1) Visualize your star performer, the one you can count on when it matters. What characteristics define them? What affect do they have on the organization? On the people around them?

2) Visualize your lowest performing employee. What characteristics define them? What affect do they have on the organization? On the people around them?

Great chief executives not only ask these questions regularly, they do something with the answers. What to do is rarely simple and never easy, yet the cost of doing nothing (for both high and low-performing employees) is staggering. So how do you proceed?

Star Performers: Growth or Burnout?

That path is all too common. Energetic, excited employees join our marketing and fundraising teams, bringing with them new ideas, connections to new communities, and the latest thinking from their university experience or previous job. They work enthusiastically, driven by the mission and a desire to make an impact. After years of swimming over their head with no training or (worse) having their ideas drowned in a sea of We-Already-Tried-Thats, they give up and let the waters take them under. They strike out for another arts organization or leave the field entirely.

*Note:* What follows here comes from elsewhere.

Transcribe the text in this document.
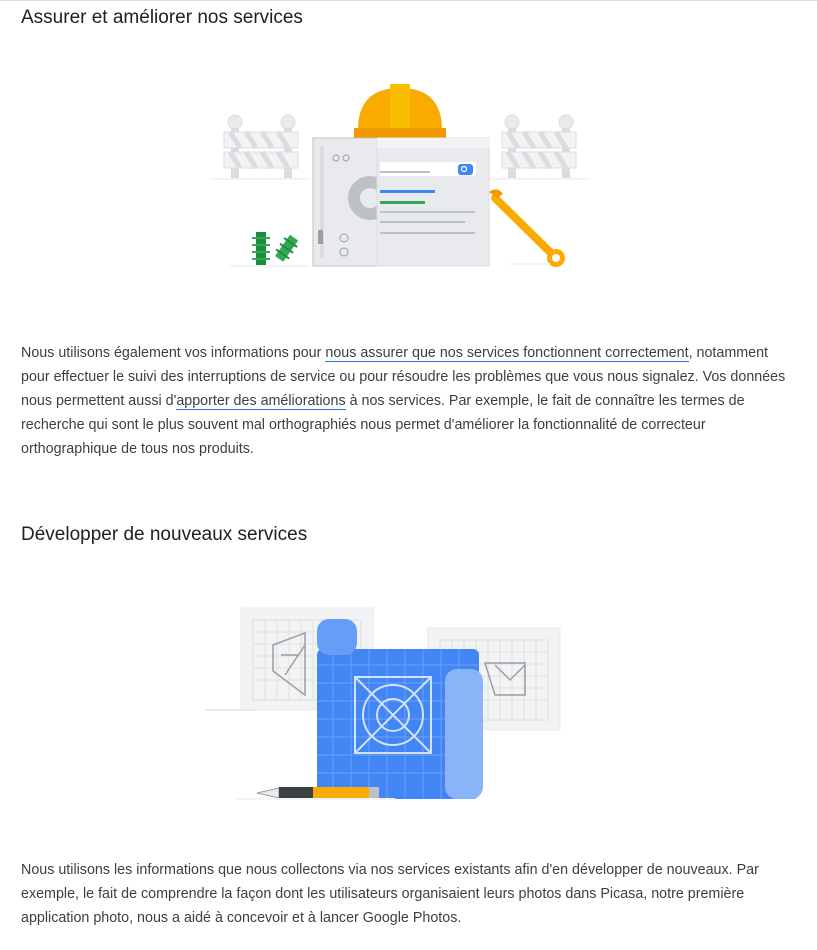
Assurer et améliorer nos services

Nous utilisons également vos informations pour nous assurer que nos services fonctionnent correctement, notamment pour effectuer le suivi des interruptions de service ou pour résoudre les problèmes que vous nous signalez. Vos données nous permettent aussi d'apporter des améliorations à nos services. Par exemple, le fait de connaître les termes de recherche qui sont le plus souvent mal orthographiés nous permet d'améliorer la fonctionnalité de correcteur orthographique de tous nos produits.

Développer de nouveaux services

Nous utilisons les informations que nous collectons via nos services existants afin d'en développer de nouveaux. Par exemple, le fait de comprendre la façon dont les utilisateurs organisaient leurs photos dans Picasa, notre première application photo, nous a aidé à concevoir et à lancer Google Photos.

A word about salaries: you must consider opportunity cost. A quick internet search for “cost of employee turnover” reveals a plethora of calculators to help you quantify the cost of turnover. It’s staggering—and more so for high performing employees who exit. At the end of the day, would raising a star performer’s salary by the cost of replacing them be the smarter business choice?

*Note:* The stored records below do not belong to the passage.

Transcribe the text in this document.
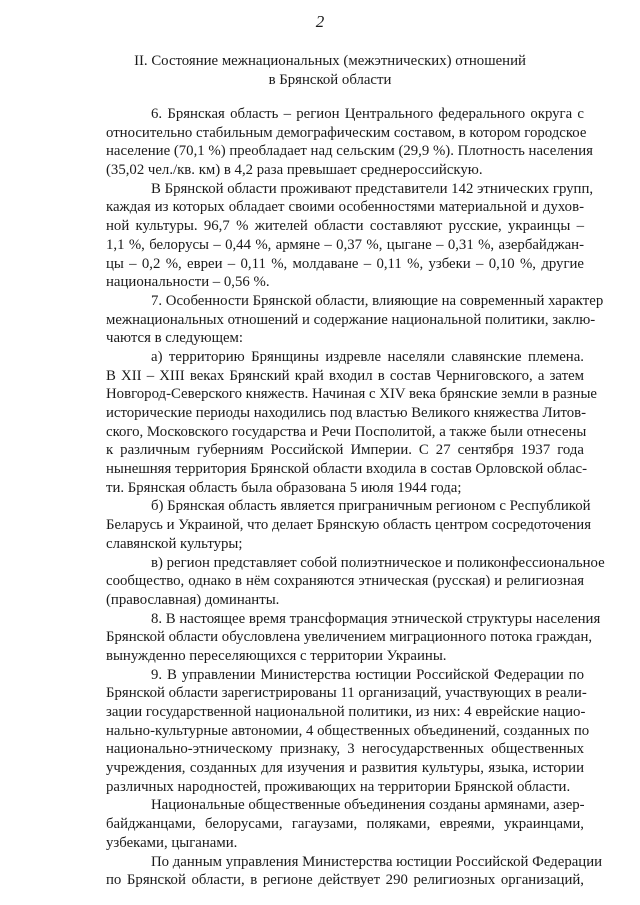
2
II. Состояние межнациональных (межэтнических) отношений
в Брянской области
6. Брянская область – регион Центрального федерального округа с
относительно стабильным демографическим составом, в котором городское
население (70,1 %) преобладает над сельским (29,9 %). Плотность населения
(35,02 чел./кв. км) в 4,2 раза превышает среднероссийскую.
В Брянской области проживают представители 142 этнических групп,
каждая из которых обладает своими особенностями материальной и духов-
ной культуры. 96,7 % жителей области составляют русские, украинцы –
1,1 %, белорусы – 0,44 %, армяне – 0,37 %, цыгане – 0,31 %, азербайджан-
цы – 0,2 %, евреи – 0,11 %, молдаване – 0,11 %, узбеки – 0,10 %, другие
национальности – 0,56 %.
7. Особенности Брянской области, влияющие на современный характер
межнациональных отношений и содержание национальной политики, заклю-
чаются в следующем:
а) территорию Брянщины издревле населяли славянские племена.
В XII – XIII веках Брянский край входил в состав Черниговского, а затем
Новгород-Северского княжеств. Начиная с XIV века брянские земли в разные
исторические периоды находились под властью Великого княжества Литов-
ского, Московского государства и Речи Посполитой, а также были отнесены
к различным губерниям Российской Империи. С 27 сентября 1937 года
нынешняя территория Брянской области входила в состав Орловской облас-
ти. Брянская область была образована 5 июля 1944 года;
б) Брянская область является приграничным регионом с Республикой
Беларусь и Украиной, что делает Брянскую область центром сосредоточения
славянской культуры;
в) регион представляет собой полиэтническое и поликонфессиональное
сообщество, однако в нём сохраняются этническая (русская) и религиозная
(православная) доминанты.
8. В настоящее время трансформация этнической структуры населения
Брянской области обусловлена увеличением миграционного потока граждан,
вынужденно переселяющихся с территории Украины.
9. В управлении Министерства юстиции Российской Федерации по
Брянской области зарегистрированы 11 организаций, участвующих в реали-
зации государственной национальной политики, из них: 4 еврейские нацио-
нально-культурные автономии, 4 общественных объединений, созданных по
национально-этническому признаку, 3 негосударственных общественных
учреждения, созданных для изучения и развития культуры, языка, истории
различных народностей, проживающих на территории Брянской области.
Национальные общественные объединения созданы армянами, азер-
байджанцами, белорусами, гагаузами, поляками, евреями, украинцами,
узбеками, цыганами.
По данным управления Министерства юстиции Российской Федерации
по Брянской области, в регионе действует 290 религиозных организаций,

Low Performers: Change or Status Quo?

You’ve got them, and you know it. In fact, everyone else in the organization also knows it. You can cultivate them or you can let them go, but doing nothing breeds a culture of mediocrity and resentment that will poison your organization. Under-performing employees likely aren’t even happy themselves, let alone their effect on the coworkers who pick up the slack.

It Starts and Ends with You

I recently attended a session at the Theatre Communications Group conference on the ways in which bias creeps subtly into the workplace. It’s important for leaders to evaluate how their own bias might be affecting their definitions of employee success, as well as who they have promoted or entrusted with increasing responsibility. A leader’s preferred personal working style can’t be divorced from their own cultural background, and great leaders will evaluate this thoughtfully as they build their teams.

Your organizational culture is your own creation. Regardless of your predecessor, your organizational history or your board composition, you build the look and feel of your team by how you lead today. Your team wants clarity and leadership. If you commit to accountability and reward results, if you bolster your teams by investment in training, if you commit both to joy and to hard work, you’ll craft a culture of mutual respect and hard work that keeps employees for a long time.